Breaking this code down a bit it starts with some functions to retrieve a list of local_files and remote_files. From these lists the three lists for new, deleted, or existing can be made. For existing and deleted the first lambda filters the files based on if they do or do not exist in the Open WebUI Knowledge base. The second lambda creates a list of these files in the format {'filename': name, 'id': openweb_ui_id}. This format is important since the ID is needed to reference the file via the API.

For the new files a different kind of comparison is done. A list of local filenames is generated where the local file does not exist in the remote file list. For new files I didn’t need an ID component since the file doesn’t have one yet.

Comparing Hashes

Using the three lists generated above I just needed to run the API calls to either upload, remove, or re-upload the documents. Almost all my requirements were satisfied, with one exception. I had no way of knowing which of the existing files had actually changed. Without a comparison for this I would have to re-upload them all.

Browsing through the API data I noticed that each file was returning a hash value as part of the file’s meta data information. How this hash was being calculated was not explained in the API so I did some digging through the Open WebUI source code and found this. The file hash is a SHA256 generated hash value.

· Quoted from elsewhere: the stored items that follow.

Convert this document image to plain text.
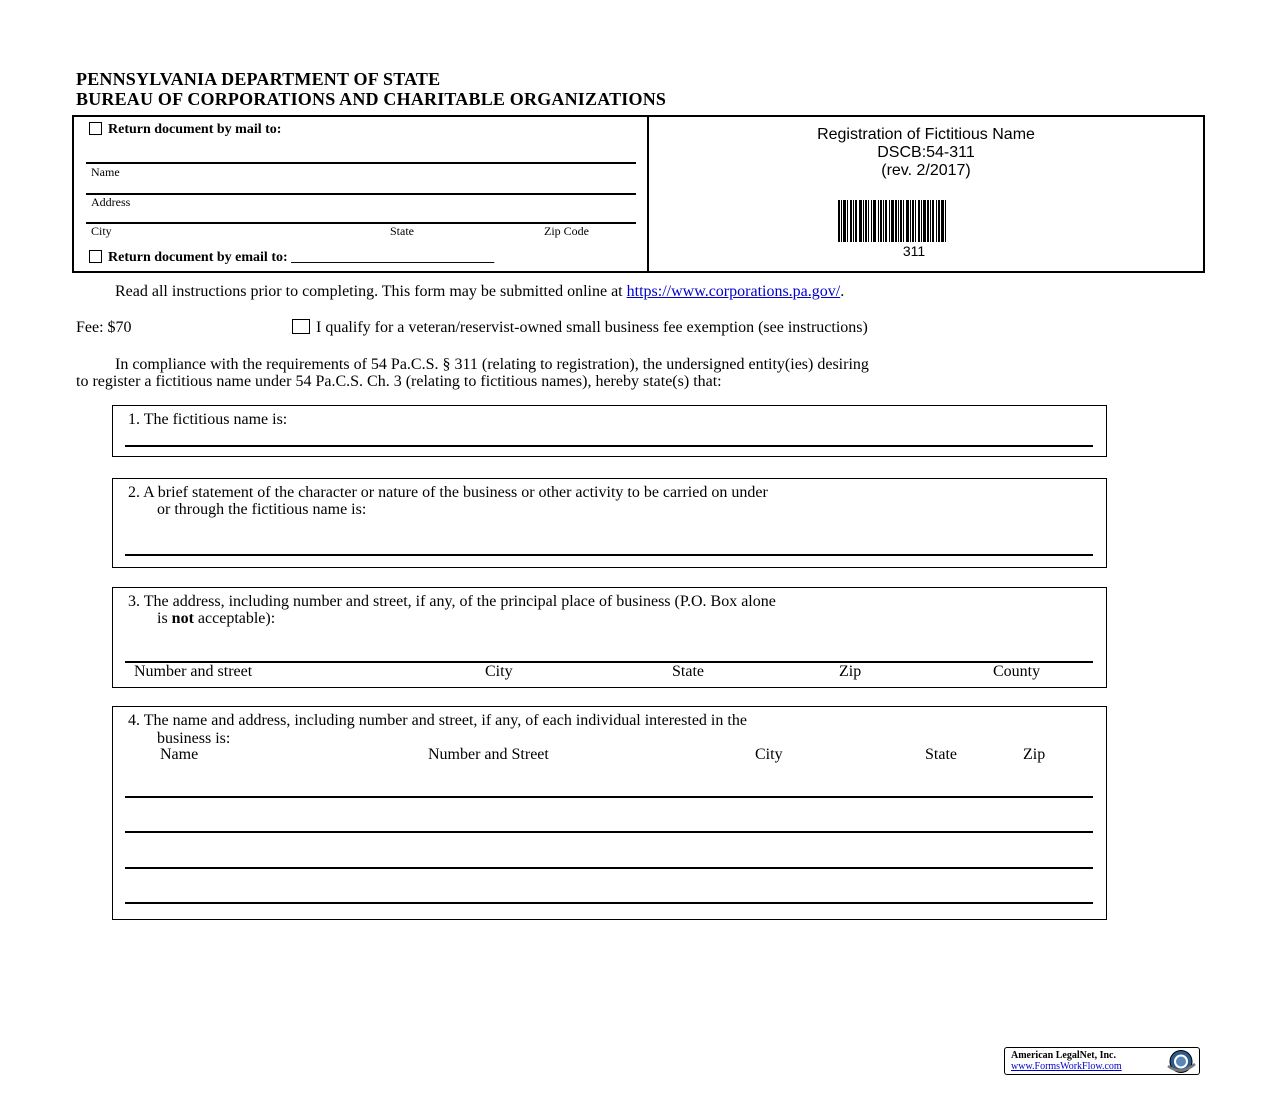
PENNSYLVANIA DEPARTMENT OF STATE
BUREAU OF CORPORATIONS AND CHARITABLE ORGANIZATIONS
Return document by mail to:
Name
Address
City	State	Zip Code
Return document by email to: _____________________________
Registration of Fictitious Name
DSCB:54-311
(rev. 2/2017)
311
Read all instructions prior to completing. This form may be submitted online at https://www.corporations.pa.gov/.
Fee: $70	I qualify for a veteran/reservist-owned small business fee exemption (see instructions)
In compliance with the requirements of 54 Pa.C.S. § 311 (relating to registration), the undersigned entity(ies) desiring
to register a fictitious name under 54 Pa.C.S. Ch. 3 (relating to fictitious names), hereby state(s) that:
1. The fictitious name is:
2. A brief statement of the character or nature of the business or other activity to be carried on under
or through the fictitious name is:
3. The address, including number and street, if any, of the principal place of business (P.O. Box alone
is not acceptable):
Number and street	City	State	Zip	County
4. The name and address, including number and street, if any, of each individual interested in the
business is:
Name	Number and Street	City	State	Zip
American LegalNet, Inc.
www.FormsWorkFlow.com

I quick whipped up my own version:

def _calculate_sha256_string(self, string):
      # Create a new SHA-256 hash object
      sha256_hash = hashlib.sha256()
      # Update the hash object with the bytes of the input string
      sha256_hash.update(string.encode("utf-8"))
      # Get the hexadecimal representation of the hash
      hashed_string = sha256_hash.hexdigest()

      return hashed_string

During the existing file processing code I just had to calculate the hash for the local file and compare to the one returned from the API. If they match, I can skip uploading the file.

Final Product

If you’re interested in the final product I did upload it to a Gist. While not an Earth shattering example of fantastic code, I think this underscores how the existence of a well defined API can make a big difference when working with any software platform. There are times where leveraging some automation can drastically improve the workflow of a process. Closed systems that don’t allow this kind of innovation force you into a more manual pipeline, or you have to come up with workarounds that are prone to failure as well.

Limitations

It is worth pointing out that while useful, the final script does have some limitations. The first of which is because it utilizes file names for comparisons trying to synchronize more than one directory would be difficult. If you have any overlap in file names there would be issues. In my case this wasn’t a problem but you’d have to lean more on file hashing to figure out the list of new, old, and existing files.

Another limitation is that I’m assuming these files are all text files that the LLM can read. Again, I knew that would be the case with my data but it doesn’t make the script generic enough for other use cases. Microsoft has published a pretty decent tool that transforms documents into Markdown for LLMs that could be inserted for transforming files during the upload process.